As with previous studies, people were able to engage to a degree with thinking about trade‐offs between harms and benefits in clinical trials.14 However, engaging with the probability of harm against the probability of benefit was more challenging for those with memory problems. The challenges of making probabilistic judgements are an important consideration going forward in the ePSOM development programme.

Our results suggest that the assessment of risk and how much potential harm, in the form of side‐effects, a person is prepared to accept may also be shaped by fears about inadequate care provision in care homes. Efforts to provide new models of care to support social inclusion of people with dementia30 and fix the broken image of care homes31 may alleviate some of this fear in the future and change people's assessment of the harmful consequences of developing dementia. Drug development is a long process. Until such times as effective preventative drug treatments are developed, there is still much that can be achieved using these non‐pharmacological approaches to address some of the aspects of everyday life that matter to people living with dementia and those who may develop it in the future.

5. CONCLUSIONS

This study gives insights into the aspects of everyday life which are important to consider when measuring the effectiveness of new treatment to slow and prevent dementia, namely Everyday Functioning, Sense of Identity, Relationships and Social Connections, Enjoying Life and Alleviating Symptoms. Also, it provides insights into how people assess the significance of reducing the risk of dementia with drugs, and how they weigh up benefits and potential harms of drugs. The perspectives of people experiencing memory problems, healthy volunteers and health and social care professionals are compared and contrasted. In the ePSOM programme, the focus groups were a vital bridge between the literature review13 and the population survey to be implemented in the UK in early 2019. They defined the five key themes to be used in the survey as well as highlighting key distinctions of emphasis between health‐care professionals, people experiencing memory problems and those at (apparent) high risk of dementia. The fourth stage of the project, that is the development and delivery of the outcome assessment tool for use in clinical trials, will hence be directly informed by all three preceding steps: literature review, focus groups and population survey.

CONFLICT OF INTERESTS

There are no competing interests.

AUTHORS' CONTRIBUTION

All authors contributed to the conception and design of the study. JW and SS involved in acquisition of data. JW, SS and CC performed analysis and interpretation of data. JW drafted the article. All authors involved in revising and final approval of the article.

ETHICAL APPROVAL

The study was approved by the NHS Research Ethics Committee (Reference Number 17/SS/0135).

ACKNOWLEDGEMENTS

The authors wish to thank all those who took part in focus groups and interviews for this research.

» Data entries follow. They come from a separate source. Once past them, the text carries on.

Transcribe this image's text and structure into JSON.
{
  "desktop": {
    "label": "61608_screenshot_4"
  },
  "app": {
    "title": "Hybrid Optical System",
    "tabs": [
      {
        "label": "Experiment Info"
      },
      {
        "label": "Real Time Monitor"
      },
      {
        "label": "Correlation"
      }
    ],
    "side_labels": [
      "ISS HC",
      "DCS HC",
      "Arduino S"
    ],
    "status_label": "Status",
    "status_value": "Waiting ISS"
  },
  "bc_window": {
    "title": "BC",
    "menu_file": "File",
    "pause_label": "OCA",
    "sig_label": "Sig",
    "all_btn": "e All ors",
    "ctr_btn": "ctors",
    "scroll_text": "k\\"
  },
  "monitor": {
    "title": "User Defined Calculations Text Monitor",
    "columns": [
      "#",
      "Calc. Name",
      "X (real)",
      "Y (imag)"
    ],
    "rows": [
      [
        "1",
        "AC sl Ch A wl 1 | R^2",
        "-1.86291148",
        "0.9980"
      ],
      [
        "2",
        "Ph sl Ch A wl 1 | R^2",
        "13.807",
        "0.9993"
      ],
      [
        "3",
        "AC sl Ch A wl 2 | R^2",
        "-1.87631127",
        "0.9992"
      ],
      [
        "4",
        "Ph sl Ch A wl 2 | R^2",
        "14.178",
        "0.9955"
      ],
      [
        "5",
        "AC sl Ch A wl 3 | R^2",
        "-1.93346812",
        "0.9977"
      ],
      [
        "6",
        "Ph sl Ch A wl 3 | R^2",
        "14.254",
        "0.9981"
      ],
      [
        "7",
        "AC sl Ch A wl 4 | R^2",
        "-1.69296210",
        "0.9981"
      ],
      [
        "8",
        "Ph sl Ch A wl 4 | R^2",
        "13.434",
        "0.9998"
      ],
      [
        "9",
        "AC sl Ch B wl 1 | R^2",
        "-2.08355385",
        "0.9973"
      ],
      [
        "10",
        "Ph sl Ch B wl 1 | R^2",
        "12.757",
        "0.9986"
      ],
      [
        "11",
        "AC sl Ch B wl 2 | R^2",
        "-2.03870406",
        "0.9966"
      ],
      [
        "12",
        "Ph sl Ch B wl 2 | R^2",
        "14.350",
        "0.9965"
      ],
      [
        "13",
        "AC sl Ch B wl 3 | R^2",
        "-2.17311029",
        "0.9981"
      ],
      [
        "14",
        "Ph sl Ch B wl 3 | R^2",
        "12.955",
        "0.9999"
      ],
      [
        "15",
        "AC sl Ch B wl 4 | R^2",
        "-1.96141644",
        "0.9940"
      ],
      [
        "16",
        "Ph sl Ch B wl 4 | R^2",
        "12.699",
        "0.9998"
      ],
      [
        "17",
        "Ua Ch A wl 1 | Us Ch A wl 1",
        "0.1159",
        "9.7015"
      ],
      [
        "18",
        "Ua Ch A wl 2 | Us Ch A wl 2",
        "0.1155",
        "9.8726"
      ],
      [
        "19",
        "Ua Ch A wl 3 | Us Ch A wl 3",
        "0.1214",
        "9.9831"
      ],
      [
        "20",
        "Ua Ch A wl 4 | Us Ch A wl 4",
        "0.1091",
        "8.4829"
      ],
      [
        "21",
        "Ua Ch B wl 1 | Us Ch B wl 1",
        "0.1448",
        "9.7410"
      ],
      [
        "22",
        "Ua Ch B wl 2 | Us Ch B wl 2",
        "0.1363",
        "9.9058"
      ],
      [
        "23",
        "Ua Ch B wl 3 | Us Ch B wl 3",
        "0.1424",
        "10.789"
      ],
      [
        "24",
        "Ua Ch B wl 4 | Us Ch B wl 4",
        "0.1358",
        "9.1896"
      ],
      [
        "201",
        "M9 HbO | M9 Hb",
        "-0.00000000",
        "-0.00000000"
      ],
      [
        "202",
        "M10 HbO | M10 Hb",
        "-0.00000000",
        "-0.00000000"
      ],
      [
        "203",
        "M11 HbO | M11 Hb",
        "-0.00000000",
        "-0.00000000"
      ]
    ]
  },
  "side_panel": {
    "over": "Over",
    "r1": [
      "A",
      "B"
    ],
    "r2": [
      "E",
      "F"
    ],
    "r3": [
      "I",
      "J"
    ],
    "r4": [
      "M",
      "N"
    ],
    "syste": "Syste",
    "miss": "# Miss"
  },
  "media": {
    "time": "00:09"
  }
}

Watson J, Saunders S, Muniz Terrera G, et al. What matters to people with memory problems, healthy volunteers and health and social care professionals in the context of developing treatment to prevent Alzheimer's dementia? A qualitative study. Health Expect. 2019;22:504–517. 10.1111/hex.12876

Funding information

This project is funded by Alzheimer's Research UK (ARUK) and is a joint initiative between ARUK and University of Edinburgh. The European Medicines Agency is providing ongoing consultancy to the project.